Die einzelnen Bundesländer wären laut der Analyse von ausbleibender Zuwanderung sehr unterschiedlich betroffen. Besonders stark wäre der Rückgang an Arbeitskräften bis 2040 in Thüringen, Sachsen-Anhalt und im Saarland mit jeweils deutlich über zehn Prozent. Weniger ausgeprägt wäre das Minus mit Werten deutlich unter dieser Marke in Hamburg, Berlin oder Brandenburg.

Bedarf hängt von Strukturwandel ab

Der Bedarf an internationalen Arbeitskräften in den Ländern hänge auch von unterschiedlichen Auswirkungen des Strukturwandels ab, hieß es. Wo mehr Arbeitsplätze neu entstehen, als abgebaut werden, sei der Zuwanderungsbedarf höher. Dies gilt der Studie zufolge besonders für Baden-Württemberg, Bayern, Hessen, Berlin und Hamburg.

Das Institut für Arbeitsmarkt- und Berufsforschung (IAB) und die Hochschule Coburg haben die Studie nach Angaben der Bertelsmann Stiftung erstellt. Grundlage für die Berechnungen ist demnach eine Projektion des Arbeitskräftebedarfs durch das IAB und das Bundesinstitut für Berufsbildung.

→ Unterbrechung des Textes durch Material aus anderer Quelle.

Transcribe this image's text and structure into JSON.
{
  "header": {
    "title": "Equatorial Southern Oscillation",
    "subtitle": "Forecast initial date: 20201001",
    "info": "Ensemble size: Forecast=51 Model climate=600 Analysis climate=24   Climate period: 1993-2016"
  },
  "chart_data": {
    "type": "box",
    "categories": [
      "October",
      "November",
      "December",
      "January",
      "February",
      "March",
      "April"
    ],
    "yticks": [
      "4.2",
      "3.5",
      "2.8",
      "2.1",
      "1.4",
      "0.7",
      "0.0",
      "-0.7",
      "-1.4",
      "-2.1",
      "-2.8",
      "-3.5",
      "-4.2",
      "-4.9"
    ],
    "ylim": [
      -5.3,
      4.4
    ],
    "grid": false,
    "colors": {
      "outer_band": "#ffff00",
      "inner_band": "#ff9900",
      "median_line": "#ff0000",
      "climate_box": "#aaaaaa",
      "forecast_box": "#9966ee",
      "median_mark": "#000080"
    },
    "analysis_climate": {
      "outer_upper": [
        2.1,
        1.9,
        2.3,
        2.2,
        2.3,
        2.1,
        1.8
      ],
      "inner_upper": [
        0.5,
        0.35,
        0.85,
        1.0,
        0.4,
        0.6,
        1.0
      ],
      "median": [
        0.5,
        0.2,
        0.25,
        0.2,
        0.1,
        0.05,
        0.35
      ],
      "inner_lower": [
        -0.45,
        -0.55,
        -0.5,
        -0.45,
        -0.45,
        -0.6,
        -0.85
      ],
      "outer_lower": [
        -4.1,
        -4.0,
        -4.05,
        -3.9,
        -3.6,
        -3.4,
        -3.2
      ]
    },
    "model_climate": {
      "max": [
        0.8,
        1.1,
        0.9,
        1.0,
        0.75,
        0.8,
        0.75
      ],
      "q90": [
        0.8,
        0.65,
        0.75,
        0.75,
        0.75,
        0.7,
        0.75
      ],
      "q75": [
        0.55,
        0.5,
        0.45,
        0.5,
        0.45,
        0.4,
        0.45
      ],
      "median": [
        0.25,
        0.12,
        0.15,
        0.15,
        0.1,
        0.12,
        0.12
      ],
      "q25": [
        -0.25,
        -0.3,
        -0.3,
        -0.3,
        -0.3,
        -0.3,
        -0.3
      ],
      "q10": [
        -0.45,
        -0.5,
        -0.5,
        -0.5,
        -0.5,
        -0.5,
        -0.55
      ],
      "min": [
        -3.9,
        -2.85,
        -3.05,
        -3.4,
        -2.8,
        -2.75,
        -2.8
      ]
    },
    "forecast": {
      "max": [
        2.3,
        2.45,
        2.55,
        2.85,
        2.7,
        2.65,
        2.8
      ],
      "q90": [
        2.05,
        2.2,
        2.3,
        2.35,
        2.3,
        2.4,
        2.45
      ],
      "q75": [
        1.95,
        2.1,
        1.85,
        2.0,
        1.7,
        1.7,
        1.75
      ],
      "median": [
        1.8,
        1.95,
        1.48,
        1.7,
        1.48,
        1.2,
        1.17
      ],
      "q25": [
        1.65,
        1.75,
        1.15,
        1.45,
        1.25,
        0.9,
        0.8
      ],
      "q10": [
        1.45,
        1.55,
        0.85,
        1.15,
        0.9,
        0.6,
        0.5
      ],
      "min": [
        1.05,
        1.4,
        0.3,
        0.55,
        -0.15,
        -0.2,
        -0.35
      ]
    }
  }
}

Der Arbeitgeberverband Pflege forderte eine Beschleunigung der Verfahren bei der Einwanderung von Pflegekräften. Die Geschäftsführerin des Verbands Isabell Halletz sagte, erforderlich seien standardisierte Prozesse und verbindliche Fristen. „Beschleunigte Verfahren im Gesetzbuch bringen wenig, wenn das Personal zur Bearbeitung fehlt“, erklärte Halletz. Ein modernes Einwanderungsland braucht moderne Behörden. Dazu gehöre ein einfacher Einwanderungsprozess, bei der alle notwendigen Genehmigungen in einem Schritt beantragt werden können. Sie regte an, Künstliche Intelligenz zur Prüfung der Unterlagen einzusetzen.